The previously listed requirements are general. Companies should always check state and local requirements for bulk storage of any substance.

Store methanol in a cool, dry place away from direct sunlight and moisture. Be sure tanks have an inert gas pad with a floating, internal roof to minimize vapors. To minimize the risk of fire, fully enclose storage tanks in a dike or some other secondary containment system, and do not store methanol near oxidizing compounds such as:

  • Perchlorates
  • Chromium trioxide
  • Bromine
  • Sodium hypochlorite
  • Chlorine
  • Hydrogen peroxide

Storage Container Materials

Methanol can cause corrosion to some metals and plastics.
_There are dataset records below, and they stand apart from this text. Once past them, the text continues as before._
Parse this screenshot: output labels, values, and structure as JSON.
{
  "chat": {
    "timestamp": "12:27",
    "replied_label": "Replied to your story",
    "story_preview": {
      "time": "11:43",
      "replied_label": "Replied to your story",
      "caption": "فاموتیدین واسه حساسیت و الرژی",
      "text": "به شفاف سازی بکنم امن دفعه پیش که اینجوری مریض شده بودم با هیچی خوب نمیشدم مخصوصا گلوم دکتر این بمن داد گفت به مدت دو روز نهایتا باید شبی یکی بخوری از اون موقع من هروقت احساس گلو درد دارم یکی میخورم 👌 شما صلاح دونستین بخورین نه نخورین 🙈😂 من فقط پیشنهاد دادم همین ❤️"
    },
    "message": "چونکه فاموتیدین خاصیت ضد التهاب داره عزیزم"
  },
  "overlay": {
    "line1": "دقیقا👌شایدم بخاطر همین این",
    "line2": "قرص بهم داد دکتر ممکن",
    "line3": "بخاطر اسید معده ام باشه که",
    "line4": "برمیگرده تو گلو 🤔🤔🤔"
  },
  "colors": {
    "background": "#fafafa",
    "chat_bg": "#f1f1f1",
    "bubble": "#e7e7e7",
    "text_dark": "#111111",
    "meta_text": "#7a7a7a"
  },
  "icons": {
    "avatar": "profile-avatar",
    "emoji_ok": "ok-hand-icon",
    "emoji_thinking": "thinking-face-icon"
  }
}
Prior to storage, it must be ensured that the storage tanks or containers being used are constructed of the correct material with no traces of unacceptable materials.

Acceptable Storage Container Materials

  • Mild steel
  • Stainless steel
  • High density vulcanized polyethylene
  • Vulcanized natural rubber

Unacceptable Storage Container Materials

  • Zinc
  • Aluminum
  • Magnesium or magnesium alloys
  • Lead
  • Tin
  • Titanium
  • Plasticized PVC
  • Polystyrene
  • Polymethyl-methacrylate

Methanol is a substance that must be taken very seriously. Proper storage procedures and precautions should be observed at all times to prevent health problems, loss of life, fire, explosion, and environmental contamination. The previously listed requirements are general. Companies should always check state and local requirements for bulk storage of any substance.